CVE-2024-26179 - Breaking Down the RRAS Remote Code Execution in Windows

The March 2024 Patch Tuesday dropped a bombshell for IT folks everywhere: CVE-2024-26179. This vulnerability affects the Windows Routing and Remote Access Service (RRAS)—a core Windows feature for many organizations. If exploited, it could let hackers run their own code on your machine. In this article, we break down what this vulnerability is, how an attack might happen, and what you can do right now.

What is RRAS and Why Should You Care?

Windows RRAS is a service that lets administrators route network traffic and provide VPN access right from a Windows server. It powers remote connections for businesses of all sizes.

But great power comes with great responsibility. If RRAS gets compromised, an attacker could pivot anywhere on your network.

In plain English

A specially crafted network packet, sent to a Windows server running RRAS, can trick the service into running code supplied by an attacker. No username or password needed. Just network access to RRAS.

The Patch (March 12, 2024)

Microsoft released details here:
🔗 Microsoft Security Update Guide: CVE-2024-26179

TL;DR:
If you’re running RRAS, patch immediately! The vulnerability is likely to be exploited now that details are public.

Exploit Details (How Could This Work?)

RRAS listens on your network for connection requests (VPN, NAT, routing). There’s a bug in how it handles certain packets. An attacker can exploit this by:

Sending specially crafted packets (malformed data) to the RRAS service.

3. Those packets trigger a memory corruption bug—allowing the attacker’s code to run on your server, with SYSTEM rights.

Simple Proof of Concept Outline

*(No weaponized exploit, just for educational/research context.)*

A common attack vector is the PPTP VPN protocol. Here’s a basic idea using Python and Scapy to send unexpected data to port 1723 (PPTP) of the target server.

# Proof-of-Concept: RRAS Invalid Packet to Port 1723
from scapy.all import *

target_ip = "192.168.1.100"
target_port = 1723  # PPTP port

# Create a packet with abnormal length/content
payload = b"A" * 4096  # Oversize payload, may trigger bug
packet = IP(dst=target_ip)/TCP(dport=target_port, flags="S")/Raw(load=payload)

# Send the packet
send(packet)

Note: The actual exploit involves discovering the exact way the service mishandles memory or input—it’s not public at the time of writing and is probably more complex. But the principle stays: attacker abuses RRAS parsing.

How to Detect

- Monitor for unusual connections to RRAS ports (PPTP: 1723, L2TP/IPsec: 1701/500/450)

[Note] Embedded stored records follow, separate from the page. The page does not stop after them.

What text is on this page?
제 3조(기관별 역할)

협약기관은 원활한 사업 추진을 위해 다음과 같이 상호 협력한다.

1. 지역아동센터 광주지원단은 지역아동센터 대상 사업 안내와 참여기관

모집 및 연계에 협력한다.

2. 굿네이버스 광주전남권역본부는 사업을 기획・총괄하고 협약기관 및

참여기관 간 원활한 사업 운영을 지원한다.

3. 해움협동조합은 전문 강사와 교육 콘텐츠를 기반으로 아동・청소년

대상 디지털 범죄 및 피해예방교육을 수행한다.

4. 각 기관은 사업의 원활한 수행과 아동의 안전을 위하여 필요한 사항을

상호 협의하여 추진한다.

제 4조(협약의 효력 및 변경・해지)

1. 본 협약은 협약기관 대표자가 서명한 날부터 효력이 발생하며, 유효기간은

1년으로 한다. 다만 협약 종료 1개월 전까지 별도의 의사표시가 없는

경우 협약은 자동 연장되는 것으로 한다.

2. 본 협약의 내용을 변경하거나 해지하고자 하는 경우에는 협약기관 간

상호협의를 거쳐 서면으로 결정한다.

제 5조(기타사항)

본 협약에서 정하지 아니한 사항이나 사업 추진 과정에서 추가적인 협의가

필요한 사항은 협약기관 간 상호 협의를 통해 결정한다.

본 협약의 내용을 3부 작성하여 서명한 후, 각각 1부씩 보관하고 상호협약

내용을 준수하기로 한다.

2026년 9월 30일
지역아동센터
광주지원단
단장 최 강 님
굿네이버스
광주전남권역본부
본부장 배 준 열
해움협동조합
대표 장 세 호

Check Windows Event Logs for RRAS crashes or unexpected behavior

- Use tools like Sysmon to watch for suspicious network activity

Block exposure:

Don’t expose RRAS to the public internet if not absolutely needed. Firewall it off from untrusted networks.

More Information

- Microsoft Advisory
- Patch Tuesday (March 2024) Highlight
- NIST NVD Page

Final Thoughts

CVE-2024-26179 is a stark reminder: legacy services like RRAS are juicy targets. Keep your Windows systems updated, restrict unnecessary services, and watch your network doors.

If you’re running RRAS, patch it now before someone else does it for you!